3 juil. 2009

Liquéfaction instantanée

Voici encore un post qui parle de moi. J'avoue que ça ne me ressemble pas vraiment d'étaler mes états d'âme. C'est sans doute dû à la chaleur qui me tape sur le système et qui me fait raconter n'importe quoi au monde entier. Le soleil (soleil) brûle mon cerveau, qui, dès lors, n'est plus capable de me raisonner.

Le paradoxe d'un Rhum Raisin normal est qu'il peut autant se sentir à l'aise avec quelqu'un que mal à l'aise. Chacun peut se sentir destabilisé face à une personne qui impressionne/ qui fait peur/ qui attire. Mon gros problème à moi est que je peux devenir totalement teubé devant quelqu'un qui m'impressionne/ qui me fait peur/ qui m'attire. Je peux me retrouver en face de cette personne et ne totaliser plus que trois mots dans mon vocabulaire, ce qui me fait automatiquement passer pour un niais. Je peux parfois sourire bêtement, aussi. Ajoutez à cela une trentaine de degrés, un air moîte et une transpiration qui s'accélère, et les dessous de manches de mon polo rose pâle peuvent vite virer au fuchsia.

Cette situation embarrassante (sans la transpiration accrue, pour cause de bus climatisé) s'est produite ce soir, en rentrant du boulot, dans le bus, justement. Or, là, ce n'est pas une personne qui m'impressionne/ qui me fait peur/ qui m'attire que j'ai croisée. Il s'agit seulement de Marie. Cette Marie-là, je ne l'avais pas revue depuis douze ou treize ans. A l'époque, quand nous faisions du théâtre ensemble, je m'entendais bien avec Marie. Nous nous sommes d'ailleurs quittés en bons termes. Et depuis, plus rien. Nous ne nous sommes jamais reparlé, jamais recroisés, jamais envoyé de sms pour une raison simple : il y a douze ou treize ans, nous n'avions ni l'un ni l'autre de portable, d'où la difficulté d'avoir l'idée de s'échanger les numéros de téléphone.

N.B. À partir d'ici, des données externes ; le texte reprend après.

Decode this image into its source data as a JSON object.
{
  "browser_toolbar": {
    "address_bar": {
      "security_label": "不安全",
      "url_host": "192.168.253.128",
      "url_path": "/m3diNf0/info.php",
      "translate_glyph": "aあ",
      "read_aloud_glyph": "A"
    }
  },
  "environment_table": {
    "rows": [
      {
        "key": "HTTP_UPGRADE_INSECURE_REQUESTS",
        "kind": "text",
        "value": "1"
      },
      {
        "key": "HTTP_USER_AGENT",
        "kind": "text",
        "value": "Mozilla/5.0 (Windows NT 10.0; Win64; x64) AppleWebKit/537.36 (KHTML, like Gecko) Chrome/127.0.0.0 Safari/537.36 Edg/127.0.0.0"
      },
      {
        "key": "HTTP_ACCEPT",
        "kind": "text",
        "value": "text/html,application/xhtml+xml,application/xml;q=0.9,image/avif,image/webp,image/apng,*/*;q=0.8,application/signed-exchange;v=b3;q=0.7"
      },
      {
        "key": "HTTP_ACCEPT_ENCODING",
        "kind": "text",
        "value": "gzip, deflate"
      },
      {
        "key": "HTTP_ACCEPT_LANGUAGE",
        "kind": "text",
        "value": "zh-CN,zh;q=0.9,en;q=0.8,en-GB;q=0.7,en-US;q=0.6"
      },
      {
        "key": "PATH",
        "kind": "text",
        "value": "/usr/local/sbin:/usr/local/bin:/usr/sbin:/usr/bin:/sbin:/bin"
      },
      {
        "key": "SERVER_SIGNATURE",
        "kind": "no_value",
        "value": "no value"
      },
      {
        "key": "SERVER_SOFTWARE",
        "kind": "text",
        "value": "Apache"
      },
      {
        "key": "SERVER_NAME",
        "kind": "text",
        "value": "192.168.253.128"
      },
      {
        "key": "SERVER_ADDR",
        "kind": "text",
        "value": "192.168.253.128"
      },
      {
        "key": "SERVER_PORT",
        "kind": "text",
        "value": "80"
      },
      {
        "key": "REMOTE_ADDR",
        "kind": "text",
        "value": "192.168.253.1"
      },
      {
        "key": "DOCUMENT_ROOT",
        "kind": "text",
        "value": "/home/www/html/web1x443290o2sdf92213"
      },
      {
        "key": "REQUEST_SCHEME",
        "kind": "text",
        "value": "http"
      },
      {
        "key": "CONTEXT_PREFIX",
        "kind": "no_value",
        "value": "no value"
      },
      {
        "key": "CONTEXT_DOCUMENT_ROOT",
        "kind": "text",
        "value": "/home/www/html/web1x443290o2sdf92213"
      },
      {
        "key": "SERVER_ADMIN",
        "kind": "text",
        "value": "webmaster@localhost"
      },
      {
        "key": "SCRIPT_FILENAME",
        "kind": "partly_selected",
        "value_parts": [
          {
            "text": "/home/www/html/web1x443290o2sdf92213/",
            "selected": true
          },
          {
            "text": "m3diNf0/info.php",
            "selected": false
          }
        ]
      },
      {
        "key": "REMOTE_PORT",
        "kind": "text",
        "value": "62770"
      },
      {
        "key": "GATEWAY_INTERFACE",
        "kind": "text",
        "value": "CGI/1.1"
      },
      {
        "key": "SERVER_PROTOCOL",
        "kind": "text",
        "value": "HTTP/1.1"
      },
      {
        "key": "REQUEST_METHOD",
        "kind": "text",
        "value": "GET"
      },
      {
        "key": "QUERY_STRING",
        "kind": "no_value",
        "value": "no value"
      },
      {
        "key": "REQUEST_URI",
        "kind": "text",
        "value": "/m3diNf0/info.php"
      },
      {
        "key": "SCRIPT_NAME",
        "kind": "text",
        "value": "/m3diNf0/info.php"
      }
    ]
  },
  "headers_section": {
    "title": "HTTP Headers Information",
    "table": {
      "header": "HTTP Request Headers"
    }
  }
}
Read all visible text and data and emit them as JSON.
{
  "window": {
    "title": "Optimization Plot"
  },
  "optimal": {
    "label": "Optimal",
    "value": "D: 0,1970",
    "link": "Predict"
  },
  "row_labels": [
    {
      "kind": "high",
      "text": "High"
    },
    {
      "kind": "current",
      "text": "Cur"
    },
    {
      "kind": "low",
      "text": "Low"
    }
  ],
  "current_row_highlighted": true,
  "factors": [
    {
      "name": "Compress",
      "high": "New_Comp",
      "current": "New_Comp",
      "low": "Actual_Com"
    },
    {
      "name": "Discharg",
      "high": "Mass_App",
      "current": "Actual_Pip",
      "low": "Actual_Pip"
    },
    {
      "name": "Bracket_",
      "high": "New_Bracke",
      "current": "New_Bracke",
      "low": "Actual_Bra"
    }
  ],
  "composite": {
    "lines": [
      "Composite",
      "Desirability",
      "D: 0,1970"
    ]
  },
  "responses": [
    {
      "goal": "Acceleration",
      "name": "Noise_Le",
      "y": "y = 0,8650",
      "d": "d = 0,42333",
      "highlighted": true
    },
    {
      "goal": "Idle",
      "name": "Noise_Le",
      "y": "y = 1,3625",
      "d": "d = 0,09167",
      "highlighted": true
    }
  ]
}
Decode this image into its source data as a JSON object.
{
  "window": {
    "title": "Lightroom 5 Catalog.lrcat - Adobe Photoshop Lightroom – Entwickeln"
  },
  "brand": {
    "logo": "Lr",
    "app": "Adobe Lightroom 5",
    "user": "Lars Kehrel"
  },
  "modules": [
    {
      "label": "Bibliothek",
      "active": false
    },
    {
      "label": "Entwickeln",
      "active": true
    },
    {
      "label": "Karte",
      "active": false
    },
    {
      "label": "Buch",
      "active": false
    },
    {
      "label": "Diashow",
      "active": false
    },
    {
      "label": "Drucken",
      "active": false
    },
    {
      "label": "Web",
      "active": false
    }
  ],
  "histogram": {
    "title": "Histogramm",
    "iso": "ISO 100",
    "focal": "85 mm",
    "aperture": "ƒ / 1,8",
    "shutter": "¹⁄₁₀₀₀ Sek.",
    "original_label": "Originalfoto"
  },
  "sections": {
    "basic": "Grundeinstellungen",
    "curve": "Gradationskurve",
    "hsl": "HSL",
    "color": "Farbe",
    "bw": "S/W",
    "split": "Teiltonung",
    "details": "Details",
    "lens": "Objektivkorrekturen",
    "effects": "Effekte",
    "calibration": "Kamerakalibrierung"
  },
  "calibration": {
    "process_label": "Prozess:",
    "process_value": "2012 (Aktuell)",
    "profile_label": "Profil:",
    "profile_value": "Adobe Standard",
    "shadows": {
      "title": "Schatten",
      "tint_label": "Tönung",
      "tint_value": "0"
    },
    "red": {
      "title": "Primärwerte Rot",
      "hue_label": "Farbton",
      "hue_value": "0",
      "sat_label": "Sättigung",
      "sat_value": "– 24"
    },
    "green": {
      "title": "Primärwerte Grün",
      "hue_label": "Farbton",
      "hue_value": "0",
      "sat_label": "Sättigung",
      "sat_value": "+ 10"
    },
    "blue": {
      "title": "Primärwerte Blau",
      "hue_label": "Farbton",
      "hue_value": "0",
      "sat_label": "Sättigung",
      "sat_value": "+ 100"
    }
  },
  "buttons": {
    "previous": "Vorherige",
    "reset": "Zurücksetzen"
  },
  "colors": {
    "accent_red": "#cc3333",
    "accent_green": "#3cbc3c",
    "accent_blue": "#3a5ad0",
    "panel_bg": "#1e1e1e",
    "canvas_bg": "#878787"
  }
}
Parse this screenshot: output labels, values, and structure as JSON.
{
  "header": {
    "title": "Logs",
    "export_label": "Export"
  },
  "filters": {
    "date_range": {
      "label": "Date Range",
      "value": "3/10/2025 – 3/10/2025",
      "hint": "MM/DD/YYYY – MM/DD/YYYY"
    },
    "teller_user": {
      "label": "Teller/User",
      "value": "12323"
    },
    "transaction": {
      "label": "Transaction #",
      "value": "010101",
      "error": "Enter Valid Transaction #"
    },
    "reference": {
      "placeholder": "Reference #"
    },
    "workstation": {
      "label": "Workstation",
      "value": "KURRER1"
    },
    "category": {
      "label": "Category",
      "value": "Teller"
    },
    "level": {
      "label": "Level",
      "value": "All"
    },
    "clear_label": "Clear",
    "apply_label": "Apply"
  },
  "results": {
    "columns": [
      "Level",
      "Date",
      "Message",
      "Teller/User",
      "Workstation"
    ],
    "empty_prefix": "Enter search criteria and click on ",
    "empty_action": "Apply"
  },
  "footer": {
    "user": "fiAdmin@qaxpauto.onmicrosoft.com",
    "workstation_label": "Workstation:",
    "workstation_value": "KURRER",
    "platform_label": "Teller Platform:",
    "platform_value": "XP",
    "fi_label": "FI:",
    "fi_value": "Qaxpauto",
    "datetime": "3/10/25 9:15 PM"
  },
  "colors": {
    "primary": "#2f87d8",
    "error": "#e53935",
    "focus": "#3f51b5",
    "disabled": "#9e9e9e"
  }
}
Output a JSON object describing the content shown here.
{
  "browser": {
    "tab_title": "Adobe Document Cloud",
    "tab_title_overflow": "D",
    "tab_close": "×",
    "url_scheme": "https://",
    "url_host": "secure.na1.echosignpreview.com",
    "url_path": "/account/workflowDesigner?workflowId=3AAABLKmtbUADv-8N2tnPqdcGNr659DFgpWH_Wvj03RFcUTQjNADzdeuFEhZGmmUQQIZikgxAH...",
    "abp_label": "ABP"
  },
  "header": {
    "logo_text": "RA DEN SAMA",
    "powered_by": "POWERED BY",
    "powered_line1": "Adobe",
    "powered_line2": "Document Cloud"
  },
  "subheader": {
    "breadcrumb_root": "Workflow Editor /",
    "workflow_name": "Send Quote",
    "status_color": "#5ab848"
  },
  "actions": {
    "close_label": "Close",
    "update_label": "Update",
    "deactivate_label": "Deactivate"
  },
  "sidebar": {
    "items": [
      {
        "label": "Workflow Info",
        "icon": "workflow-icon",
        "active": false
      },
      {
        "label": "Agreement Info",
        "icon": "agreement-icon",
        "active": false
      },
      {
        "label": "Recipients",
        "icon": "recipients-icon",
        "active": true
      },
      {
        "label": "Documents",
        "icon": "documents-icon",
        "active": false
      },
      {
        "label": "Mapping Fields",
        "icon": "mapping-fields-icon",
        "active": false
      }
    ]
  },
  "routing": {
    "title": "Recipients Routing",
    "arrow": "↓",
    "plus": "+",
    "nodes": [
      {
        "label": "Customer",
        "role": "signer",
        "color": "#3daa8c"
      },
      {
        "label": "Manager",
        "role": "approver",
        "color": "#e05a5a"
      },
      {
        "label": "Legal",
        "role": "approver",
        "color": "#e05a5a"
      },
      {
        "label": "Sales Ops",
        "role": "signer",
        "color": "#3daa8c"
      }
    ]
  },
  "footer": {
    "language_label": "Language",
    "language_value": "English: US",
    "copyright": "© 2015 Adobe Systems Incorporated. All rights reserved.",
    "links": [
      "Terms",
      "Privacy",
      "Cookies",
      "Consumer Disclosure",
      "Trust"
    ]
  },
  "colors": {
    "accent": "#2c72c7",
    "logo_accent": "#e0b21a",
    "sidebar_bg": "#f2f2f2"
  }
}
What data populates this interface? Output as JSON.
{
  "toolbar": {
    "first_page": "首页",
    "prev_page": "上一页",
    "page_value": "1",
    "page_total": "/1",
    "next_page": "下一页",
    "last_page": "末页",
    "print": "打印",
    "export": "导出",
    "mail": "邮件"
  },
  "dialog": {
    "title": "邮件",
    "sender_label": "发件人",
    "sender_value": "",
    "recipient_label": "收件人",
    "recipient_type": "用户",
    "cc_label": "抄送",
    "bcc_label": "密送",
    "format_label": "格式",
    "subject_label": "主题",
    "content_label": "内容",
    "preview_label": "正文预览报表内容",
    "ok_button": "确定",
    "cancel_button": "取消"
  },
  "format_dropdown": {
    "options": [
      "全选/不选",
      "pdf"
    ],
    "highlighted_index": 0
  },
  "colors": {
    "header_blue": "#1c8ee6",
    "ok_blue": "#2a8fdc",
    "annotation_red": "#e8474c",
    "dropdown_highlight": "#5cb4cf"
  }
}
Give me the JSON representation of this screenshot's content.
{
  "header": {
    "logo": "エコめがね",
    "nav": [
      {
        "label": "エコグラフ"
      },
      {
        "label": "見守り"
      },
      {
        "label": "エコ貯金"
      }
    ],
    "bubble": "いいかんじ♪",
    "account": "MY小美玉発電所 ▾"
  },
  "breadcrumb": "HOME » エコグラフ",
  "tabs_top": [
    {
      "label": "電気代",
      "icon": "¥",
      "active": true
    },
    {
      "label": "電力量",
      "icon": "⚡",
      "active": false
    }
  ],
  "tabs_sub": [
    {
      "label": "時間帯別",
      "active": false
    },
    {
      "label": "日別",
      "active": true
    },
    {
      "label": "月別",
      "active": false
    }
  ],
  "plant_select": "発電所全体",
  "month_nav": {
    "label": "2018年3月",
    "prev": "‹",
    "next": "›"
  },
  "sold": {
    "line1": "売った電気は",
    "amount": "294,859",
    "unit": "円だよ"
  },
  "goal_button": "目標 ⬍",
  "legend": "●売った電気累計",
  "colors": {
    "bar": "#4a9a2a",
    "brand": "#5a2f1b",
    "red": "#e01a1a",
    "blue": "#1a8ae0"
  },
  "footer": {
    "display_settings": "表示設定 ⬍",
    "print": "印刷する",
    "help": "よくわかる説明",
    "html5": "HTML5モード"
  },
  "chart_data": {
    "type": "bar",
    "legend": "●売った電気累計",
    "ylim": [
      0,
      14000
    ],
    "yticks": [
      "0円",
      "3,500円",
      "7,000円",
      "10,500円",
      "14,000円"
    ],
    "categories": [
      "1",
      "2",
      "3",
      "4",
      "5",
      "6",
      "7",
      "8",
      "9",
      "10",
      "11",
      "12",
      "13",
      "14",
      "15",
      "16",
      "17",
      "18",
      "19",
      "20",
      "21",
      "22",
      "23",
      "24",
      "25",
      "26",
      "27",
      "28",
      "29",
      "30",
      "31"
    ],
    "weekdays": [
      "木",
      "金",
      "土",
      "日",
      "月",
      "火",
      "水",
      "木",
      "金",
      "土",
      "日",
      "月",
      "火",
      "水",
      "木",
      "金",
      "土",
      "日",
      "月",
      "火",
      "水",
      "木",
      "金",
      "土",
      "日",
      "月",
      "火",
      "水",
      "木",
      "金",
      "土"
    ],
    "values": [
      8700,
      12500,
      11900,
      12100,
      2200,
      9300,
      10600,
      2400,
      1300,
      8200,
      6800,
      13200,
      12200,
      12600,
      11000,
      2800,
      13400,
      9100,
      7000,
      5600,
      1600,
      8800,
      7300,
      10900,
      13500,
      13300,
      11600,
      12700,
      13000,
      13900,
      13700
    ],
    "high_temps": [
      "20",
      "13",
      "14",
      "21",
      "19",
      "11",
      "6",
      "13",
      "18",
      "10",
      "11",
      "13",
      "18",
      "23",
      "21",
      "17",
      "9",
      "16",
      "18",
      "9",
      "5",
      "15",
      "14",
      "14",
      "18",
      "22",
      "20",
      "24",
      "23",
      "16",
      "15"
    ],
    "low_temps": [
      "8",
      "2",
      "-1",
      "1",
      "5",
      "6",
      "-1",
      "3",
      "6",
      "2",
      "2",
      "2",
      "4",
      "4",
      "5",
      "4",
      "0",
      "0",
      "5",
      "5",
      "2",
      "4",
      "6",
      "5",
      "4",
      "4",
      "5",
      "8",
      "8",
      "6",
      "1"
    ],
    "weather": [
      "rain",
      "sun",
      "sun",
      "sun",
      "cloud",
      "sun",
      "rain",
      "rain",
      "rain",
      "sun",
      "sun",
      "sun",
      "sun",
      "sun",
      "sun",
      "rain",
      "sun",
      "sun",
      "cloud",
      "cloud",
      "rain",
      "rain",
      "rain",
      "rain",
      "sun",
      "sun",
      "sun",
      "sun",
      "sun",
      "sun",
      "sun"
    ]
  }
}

Là se tient un autre pan de ma personnalité que j'arrive moi-même assez mal à comprendre. Lorsque je croise quelqu'un de ma vie d'avant, avec qui je n'ai eu aucune relation amicale ou autre depuis des années, je suis gêné. Et gêné est un euphémisme. Je ne sais pas quoi lui dire, quoi lui raconter, ni même quelle attitude adopter. Un sourire, une ignorance, un discret Bonjour... Je ne sais pas. Parfois je me dis que je préfèrerais mille fois croiser mon pire ennemi de tous les temps, que je n'ai pas croisé depuis des années non plus, parce qu'au moins je sais que ma réaction ne serait pas ambigüe; nous nous ignorerions, point.

Mais là, j'ai croisé Marie. J'étais tranquillement assis dans le bus quand elle est montée. J'ai immédiatement tourné la tête vers la fenêtre, le plus possible pour qu'elle ne voie que mes cheveux et ma nuque, afin qu'elle ne me dise pas Tiens Rhum, ça fait longtemps, bla bla bla, gnin gnin gnin gnin... Et là, la conne, elle se plante juste à côté de moi, debout, presque face à mon profil. Moi, je n'avais toujours rien à lui dire. Et j'ai prié pour qu'elle ne me reconnaisse pas. Parce que oui, on s'aimait bien avant, mais c'est si loin maintenant. Je pensais, ô malheureux que je suis, qu'elle allait descendre à un arrêt antérieur au mien, afin que je puisse descendre à mon tour, paisiblement.

Mais non. Mon arrêt est arrivé et Marie n'est pas partie. On aurait dit que Marie prenait un malin plaisir à me voir le cou tourné, prêt à me déclencher un torticolis pour les besoins de ma planque de fortune. Un arrêt. Deux arrêts. Puis trois. Quatre. Cinq. Marie est descendue cinq arrêts après le mien. Il a donc fallu que j'attende le sixième arrêt après le mien pour pouvoir enfin tourner ma tête et sortir de ce pu§!$?\in de bus. Tout ça pour éviter de croiser son regard et partir dans une conversation stérile à parler de nos actualités mutuelles, alors qu'on se porte très bien, chacun de notre côté, sans savoir de quoi sont composées nos vies respectives. Parfois, je suis triste de réagir comme ça. Mais je me console en me disant que, au moins, mon polo rose n'est pas devenu fuchsia à cause de maudites auréoles de transpiration causées par un stress intense indomptable à la vue de quelqu'un qui m'impressionne/ qui me fait peur/ qui m'attire ou, donc, que je n'ai pas vu depuis très longtemps.

Non, je ne veux pas t'induire en erreur. Ce n'est toujours pas moi, là, en photo. Je suis un peu moins bronzé en vrai.